Molecular identification of Ageratum enation virus, betasatellite and alphasatellite molecules isolated from yellow vein diseased Amaranthus cruentus in India.

Natural occurrence of yellow vein disease on Amaranthus cruentus was observed at Lucknow, India in the year 2008. The causal virus was successfully transmitted through whiteflies (Bemisia tabaci) from diseased A. cruentus to healthy seedlings of A. cruentus and other test species which indicated begomovirus infection. The begomovirus DNA-A, betasatellite, and alphasatellite components associated with yellow vein disease were amplified by rolling circle amplification using Ø-29 DNA polymerase from diseased A. cruentus and characterized by their sequence analyses. The begomovirus DNA-A genome contained six ORFs: AV2 and AV1 in virion sense and AC3, AC2, AC1, and AC4 in complementary sense strand; and a non-translated intergenic region having the conserved geminiviral nonanucleotide sequence.
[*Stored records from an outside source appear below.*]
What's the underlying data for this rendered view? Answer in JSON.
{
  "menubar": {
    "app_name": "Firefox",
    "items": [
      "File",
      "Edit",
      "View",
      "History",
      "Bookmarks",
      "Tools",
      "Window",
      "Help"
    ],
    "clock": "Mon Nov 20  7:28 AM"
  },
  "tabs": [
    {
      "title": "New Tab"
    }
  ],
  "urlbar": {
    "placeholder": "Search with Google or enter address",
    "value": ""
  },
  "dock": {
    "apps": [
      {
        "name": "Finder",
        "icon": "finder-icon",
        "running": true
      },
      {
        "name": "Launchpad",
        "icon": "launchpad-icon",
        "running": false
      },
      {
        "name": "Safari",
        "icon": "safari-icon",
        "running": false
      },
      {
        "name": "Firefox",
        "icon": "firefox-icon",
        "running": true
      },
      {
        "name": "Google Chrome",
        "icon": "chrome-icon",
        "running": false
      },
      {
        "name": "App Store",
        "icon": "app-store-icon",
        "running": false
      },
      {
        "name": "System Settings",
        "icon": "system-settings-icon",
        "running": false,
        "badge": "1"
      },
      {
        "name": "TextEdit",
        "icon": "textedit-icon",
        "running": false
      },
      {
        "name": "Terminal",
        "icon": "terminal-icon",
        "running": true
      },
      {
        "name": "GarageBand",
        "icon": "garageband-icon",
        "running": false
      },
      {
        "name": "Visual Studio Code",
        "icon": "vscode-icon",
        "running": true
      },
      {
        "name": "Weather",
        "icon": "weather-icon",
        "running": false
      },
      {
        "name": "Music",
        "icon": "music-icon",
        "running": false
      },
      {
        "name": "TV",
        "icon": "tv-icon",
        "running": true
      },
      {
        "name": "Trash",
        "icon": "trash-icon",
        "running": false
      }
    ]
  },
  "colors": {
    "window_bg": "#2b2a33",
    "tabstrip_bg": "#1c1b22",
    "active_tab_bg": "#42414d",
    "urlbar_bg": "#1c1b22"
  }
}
The virus isolate showed 97-99% sequence identities and close phylogenetic relationships with various isolates of Ageratum enation virus (AgEV); therefore, the isolate under study was identified as AgEV. The beta- and alphasatellite molecules were also identified to be associated with the disease based on their high sequence identities and close phylogenetic relationships with the respective molecules reported worldwide. Co-infiltration of agro-infectious clones of AgEV DNA-A and its betasatellite DNA induced leaf curl and enation symptoms after 25-35 days on A. cruentus, Nicotiana benthamiana, and N. glutinosa plants. We report the association of AgEV, betasatellite and alphasatellite components with yellow vein disease of A. cruentus from India.